Strike grounds planes, closes banks

DAN BARON
Jewish Telegraphic Agency
JERUSALEM - From tourists to regular citizens going about their daily business, from the sick to the dead awaiting burial, hundreds of thousands of Israelis have been stranded by a strike.

As of Sept. 21, Ben-Gurion International Airport had grounded flights and govern-ment ministries were shut down. Banks and financial markets were closed for business. Only skeleton crews staffed hospitals and even burial societies put down their shovels.

Fearing an economic paralysis that could cost Israel an estimated $214 million a day, the Finance Ministry petitioned Israel's Labor Court to issue back-to-work injunctions.

But the Histadrut labor federation, which ordered the open-ended strike to protest nonpayment of salaries to thousands of municipal workers, vowed not to budge.

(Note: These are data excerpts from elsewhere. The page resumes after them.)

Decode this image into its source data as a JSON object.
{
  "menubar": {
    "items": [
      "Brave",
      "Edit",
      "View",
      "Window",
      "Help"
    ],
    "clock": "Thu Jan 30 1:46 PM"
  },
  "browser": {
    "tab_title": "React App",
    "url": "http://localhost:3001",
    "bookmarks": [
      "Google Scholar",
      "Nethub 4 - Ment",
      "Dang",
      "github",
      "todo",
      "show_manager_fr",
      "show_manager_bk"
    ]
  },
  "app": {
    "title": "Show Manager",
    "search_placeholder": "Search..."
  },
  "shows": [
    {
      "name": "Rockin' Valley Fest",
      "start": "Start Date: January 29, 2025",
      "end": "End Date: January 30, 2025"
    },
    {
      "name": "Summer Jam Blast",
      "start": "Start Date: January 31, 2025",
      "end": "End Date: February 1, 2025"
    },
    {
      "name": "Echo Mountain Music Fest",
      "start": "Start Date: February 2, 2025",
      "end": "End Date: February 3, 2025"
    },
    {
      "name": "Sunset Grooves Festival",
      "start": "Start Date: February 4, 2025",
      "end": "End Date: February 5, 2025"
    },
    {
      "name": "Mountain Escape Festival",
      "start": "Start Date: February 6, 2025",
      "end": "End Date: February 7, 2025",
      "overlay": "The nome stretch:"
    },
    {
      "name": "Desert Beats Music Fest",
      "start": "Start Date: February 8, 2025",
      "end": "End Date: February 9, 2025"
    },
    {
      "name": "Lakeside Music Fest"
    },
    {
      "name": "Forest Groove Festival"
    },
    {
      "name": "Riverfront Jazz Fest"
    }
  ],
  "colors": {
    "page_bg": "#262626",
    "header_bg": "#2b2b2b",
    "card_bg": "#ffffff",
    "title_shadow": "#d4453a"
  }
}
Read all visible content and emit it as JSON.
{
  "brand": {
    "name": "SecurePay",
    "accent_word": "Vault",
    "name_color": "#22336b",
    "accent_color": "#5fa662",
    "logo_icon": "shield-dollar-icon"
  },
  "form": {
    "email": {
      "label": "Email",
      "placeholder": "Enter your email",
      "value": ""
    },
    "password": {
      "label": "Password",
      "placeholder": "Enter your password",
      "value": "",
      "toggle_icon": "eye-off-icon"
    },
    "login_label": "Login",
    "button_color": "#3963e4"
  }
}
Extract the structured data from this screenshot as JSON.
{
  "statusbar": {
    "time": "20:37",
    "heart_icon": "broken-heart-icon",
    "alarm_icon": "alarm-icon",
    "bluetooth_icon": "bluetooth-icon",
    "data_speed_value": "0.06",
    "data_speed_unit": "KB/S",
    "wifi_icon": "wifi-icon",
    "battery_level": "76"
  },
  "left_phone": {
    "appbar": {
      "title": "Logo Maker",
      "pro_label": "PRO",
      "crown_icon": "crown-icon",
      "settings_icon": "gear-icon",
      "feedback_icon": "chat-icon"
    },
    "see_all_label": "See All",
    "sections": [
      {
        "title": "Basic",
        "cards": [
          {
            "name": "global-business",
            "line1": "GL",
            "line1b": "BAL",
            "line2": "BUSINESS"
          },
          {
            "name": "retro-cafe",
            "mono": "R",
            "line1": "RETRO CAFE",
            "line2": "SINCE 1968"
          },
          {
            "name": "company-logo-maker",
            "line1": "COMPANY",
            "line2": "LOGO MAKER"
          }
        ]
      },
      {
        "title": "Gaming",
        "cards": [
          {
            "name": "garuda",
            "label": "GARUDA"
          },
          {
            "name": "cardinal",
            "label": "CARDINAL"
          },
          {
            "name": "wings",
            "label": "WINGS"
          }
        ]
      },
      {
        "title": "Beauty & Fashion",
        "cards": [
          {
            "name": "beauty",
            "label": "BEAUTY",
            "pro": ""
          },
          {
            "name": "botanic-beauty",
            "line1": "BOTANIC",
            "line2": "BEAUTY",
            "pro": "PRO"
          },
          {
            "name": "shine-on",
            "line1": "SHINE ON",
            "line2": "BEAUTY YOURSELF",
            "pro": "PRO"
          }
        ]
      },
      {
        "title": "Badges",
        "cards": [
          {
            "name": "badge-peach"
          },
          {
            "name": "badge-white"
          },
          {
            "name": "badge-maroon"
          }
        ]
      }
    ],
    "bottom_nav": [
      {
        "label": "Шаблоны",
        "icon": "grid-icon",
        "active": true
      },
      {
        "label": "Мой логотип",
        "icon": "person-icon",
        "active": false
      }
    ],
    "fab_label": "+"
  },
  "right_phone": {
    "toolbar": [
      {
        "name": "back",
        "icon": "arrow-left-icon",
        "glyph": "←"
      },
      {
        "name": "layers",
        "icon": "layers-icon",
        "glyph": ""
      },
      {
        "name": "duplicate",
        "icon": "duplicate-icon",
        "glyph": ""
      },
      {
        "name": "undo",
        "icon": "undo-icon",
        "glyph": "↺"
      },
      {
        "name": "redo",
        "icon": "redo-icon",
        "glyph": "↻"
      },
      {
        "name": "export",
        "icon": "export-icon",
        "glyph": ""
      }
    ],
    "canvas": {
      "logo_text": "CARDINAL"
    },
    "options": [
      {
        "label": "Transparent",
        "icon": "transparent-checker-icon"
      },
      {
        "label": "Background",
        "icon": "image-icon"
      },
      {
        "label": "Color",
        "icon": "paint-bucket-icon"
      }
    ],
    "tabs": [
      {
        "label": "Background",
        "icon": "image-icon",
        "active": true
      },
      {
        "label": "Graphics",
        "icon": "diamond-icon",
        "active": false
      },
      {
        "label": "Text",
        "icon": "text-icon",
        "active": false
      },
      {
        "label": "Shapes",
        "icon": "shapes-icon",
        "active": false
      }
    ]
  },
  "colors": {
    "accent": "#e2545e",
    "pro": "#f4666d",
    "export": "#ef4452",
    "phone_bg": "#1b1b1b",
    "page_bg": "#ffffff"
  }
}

"I used to believe in the prime minister, the Knesset, and the courts, yet when I realized there are Israelis hungry for bread, I decided to act," the Histadrut's chief, Amir Peretz, said.

But the labor action, with 400,000 workers staying home, could prove hazardous for at least 13 kidney patients from Assuta Hospital in Tel Aviv who were marooned while on a rare vacation in Croatia.

"These people need dialysis three times a week," Sari Goldhart, a nurse accom-panying the group, told Channel One television by phone. "If they do not get back to Israel, they could die."

One Air Canada flight managed to land at Ben-Gurion before the sanctions went into effect, but other planes were turned away.

The Labor Court was expected to try to persuade Peretz to order the international airport and several seaports to operate as a goodwill concession.